Lanvin's Alber Elbaz.
Lanvin's Alber Elbaz.
Scent and Sensibility
Alber Elbaz Riffs on Lanvin's New Fragrance (and Much More Besides)

May 4, 2007 – In town for the "Party of the Year" and to promote Lanvin's fragrance, Rumeur, at Saks Fifth Avenue, Alber Elbaz sat down with Style.com's Laird Borrelli. Here, his musings on the pitfalls of success, the newly reinvented scent, and why mother knows best.

Blue Period
"Many years ago when I was working with Mr. Beene, they would send me to Saks to help to do the windows. So I learned the basement of Saks.
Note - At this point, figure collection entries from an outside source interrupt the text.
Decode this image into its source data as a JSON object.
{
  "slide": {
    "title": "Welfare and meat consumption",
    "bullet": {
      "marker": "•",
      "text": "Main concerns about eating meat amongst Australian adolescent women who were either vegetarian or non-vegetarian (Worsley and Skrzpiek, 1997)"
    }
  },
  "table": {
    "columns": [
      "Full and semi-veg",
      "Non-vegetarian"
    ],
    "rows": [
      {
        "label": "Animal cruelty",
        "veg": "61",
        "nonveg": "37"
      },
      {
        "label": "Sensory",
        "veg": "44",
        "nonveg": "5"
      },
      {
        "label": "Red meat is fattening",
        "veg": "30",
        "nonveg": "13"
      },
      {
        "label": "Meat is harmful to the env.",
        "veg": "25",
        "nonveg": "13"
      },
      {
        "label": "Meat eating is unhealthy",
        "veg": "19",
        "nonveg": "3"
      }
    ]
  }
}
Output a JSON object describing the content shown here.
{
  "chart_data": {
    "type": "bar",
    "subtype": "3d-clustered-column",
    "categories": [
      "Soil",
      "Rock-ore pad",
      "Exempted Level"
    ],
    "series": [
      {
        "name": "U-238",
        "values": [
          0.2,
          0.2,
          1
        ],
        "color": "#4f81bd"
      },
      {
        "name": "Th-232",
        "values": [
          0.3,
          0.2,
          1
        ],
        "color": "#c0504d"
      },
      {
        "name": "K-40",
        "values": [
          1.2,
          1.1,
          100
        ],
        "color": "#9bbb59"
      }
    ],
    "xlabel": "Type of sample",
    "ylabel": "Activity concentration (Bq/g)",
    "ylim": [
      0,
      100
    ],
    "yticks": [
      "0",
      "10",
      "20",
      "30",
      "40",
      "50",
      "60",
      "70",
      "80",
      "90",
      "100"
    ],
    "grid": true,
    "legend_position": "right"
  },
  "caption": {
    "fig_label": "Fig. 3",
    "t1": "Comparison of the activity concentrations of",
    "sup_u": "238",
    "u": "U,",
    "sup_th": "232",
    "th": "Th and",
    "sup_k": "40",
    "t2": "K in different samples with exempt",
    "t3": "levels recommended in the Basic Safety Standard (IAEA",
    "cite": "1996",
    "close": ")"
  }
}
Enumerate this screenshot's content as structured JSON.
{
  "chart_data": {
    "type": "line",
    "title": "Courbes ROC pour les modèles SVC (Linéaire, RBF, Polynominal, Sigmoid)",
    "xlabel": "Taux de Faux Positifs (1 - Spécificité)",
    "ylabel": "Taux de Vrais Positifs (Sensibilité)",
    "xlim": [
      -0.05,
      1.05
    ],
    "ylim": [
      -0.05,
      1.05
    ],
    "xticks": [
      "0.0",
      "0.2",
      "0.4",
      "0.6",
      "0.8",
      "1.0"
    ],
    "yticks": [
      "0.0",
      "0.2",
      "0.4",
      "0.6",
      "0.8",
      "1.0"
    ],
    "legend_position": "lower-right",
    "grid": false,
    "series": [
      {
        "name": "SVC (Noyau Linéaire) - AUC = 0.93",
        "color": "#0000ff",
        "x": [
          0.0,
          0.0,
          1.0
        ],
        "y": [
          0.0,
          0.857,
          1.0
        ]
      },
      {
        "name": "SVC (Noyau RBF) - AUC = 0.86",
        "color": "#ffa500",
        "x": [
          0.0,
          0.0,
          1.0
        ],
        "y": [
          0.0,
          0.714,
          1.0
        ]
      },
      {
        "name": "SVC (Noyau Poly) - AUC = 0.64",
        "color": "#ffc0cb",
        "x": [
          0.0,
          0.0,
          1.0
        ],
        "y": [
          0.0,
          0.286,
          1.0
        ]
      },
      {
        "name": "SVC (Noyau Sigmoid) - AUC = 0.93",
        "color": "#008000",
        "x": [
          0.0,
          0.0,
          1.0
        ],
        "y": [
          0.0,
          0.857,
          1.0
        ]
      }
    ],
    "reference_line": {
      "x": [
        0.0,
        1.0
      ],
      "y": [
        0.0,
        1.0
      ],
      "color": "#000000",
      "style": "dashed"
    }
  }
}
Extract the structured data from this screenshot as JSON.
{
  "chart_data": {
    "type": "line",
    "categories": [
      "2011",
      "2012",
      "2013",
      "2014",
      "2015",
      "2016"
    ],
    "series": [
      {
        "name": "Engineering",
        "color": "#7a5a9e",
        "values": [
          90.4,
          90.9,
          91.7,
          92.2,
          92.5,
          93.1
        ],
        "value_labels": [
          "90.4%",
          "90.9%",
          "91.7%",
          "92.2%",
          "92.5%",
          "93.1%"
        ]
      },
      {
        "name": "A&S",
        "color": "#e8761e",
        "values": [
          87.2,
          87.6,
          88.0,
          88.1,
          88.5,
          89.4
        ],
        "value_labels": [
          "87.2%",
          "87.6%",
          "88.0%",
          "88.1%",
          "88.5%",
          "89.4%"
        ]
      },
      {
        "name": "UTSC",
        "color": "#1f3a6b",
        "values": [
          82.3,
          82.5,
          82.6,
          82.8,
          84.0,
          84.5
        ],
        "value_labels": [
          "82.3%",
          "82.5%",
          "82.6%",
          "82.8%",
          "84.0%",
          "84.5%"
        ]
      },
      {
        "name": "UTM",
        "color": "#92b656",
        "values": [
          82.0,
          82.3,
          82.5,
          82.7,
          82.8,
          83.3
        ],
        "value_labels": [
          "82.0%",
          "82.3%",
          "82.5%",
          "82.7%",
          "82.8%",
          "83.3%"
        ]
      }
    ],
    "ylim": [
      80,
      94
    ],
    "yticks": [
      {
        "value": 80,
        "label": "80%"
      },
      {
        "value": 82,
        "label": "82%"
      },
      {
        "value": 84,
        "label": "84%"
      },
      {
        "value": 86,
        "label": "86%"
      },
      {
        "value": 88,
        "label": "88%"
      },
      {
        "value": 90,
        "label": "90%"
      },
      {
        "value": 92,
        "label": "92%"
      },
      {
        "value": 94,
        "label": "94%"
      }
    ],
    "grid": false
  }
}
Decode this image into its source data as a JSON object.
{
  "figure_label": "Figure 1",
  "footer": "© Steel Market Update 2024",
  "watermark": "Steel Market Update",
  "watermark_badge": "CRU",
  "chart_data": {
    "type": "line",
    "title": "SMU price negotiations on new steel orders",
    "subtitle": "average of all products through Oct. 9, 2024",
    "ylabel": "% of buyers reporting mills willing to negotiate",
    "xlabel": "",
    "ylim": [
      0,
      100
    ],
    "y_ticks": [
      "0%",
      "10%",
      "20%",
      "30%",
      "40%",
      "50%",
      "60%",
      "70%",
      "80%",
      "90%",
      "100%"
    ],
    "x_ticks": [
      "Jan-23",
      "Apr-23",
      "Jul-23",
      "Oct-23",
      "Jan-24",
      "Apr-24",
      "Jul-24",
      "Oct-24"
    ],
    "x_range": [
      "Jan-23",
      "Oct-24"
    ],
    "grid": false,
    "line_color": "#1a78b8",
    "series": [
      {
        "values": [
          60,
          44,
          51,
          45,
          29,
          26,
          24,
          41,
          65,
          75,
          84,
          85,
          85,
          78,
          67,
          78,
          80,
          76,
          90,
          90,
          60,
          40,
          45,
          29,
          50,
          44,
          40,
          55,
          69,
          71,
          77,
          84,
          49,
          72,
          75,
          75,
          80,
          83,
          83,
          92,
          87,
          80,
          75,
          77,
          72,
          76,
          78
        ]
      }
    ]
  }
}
I know the people who work in the basement, I know the secretaries, I know the assistants. This is my world. I'm a blue-collar worker myself. I feel very comfortable in this world. And now I come here and the CEO is greeting me, but I'm coming from the basement!"

Cinderella Complex
"Cinderella stories are always good, but what keeps you really alive and strong is not to lose your feet, not to lose the place where you stand, which is easy to do if you start to believe that you are famous and you are a star and you only give 10-minute interviews."

Beyond Perfect
"After fame, perfection is the most dangerous word in the world. There is nothing after perfection."

Mother Knows Best
"I was talking to my mother this morning and telling her that I was chosen as one of the Time 100. 'Don't tell too many people,' she told me."

Vote Elbaz
"I am very feminist and democratic, so I can run for president."

What's in a Name
"I have worked for many houses in the past, and when I compare a house like Lanvin, it is one that may not have a tradition, but it has a heritage. Tradition can block you because there is one way of doing things. At Lanvin, with our heritage, we can do anything we want because we have a great last name—and we have Rumeur."

Hip to Be Square
"We took the roundness of the original bottle and gave it a little bit of squareness, which for me was a bit more modern. We kept the Cocteau-style writing. I like how Rumeur is written by hand; it expresses a kind of nervousness, instead of the typical sweet and glitzy and dreamy and rosy qualities often associated with fragrances."

Beneath the Skin
"Our ad is a little bit dark. Why does a perfume ad have to feature a blonde lying on a couch and kind of fainting? Is the smell that bad? We were working on our campaign with Steven Meisel and Amanda Moore. She told me that she gave all her savings to her brother when he came back from the war so that he could buy an apartment. And I found that so generous that she became even more beautiful to me. You know, today with computers, you can change the color of eyes and hair, so it doesn't matter how beautiful you are, but what you reflect."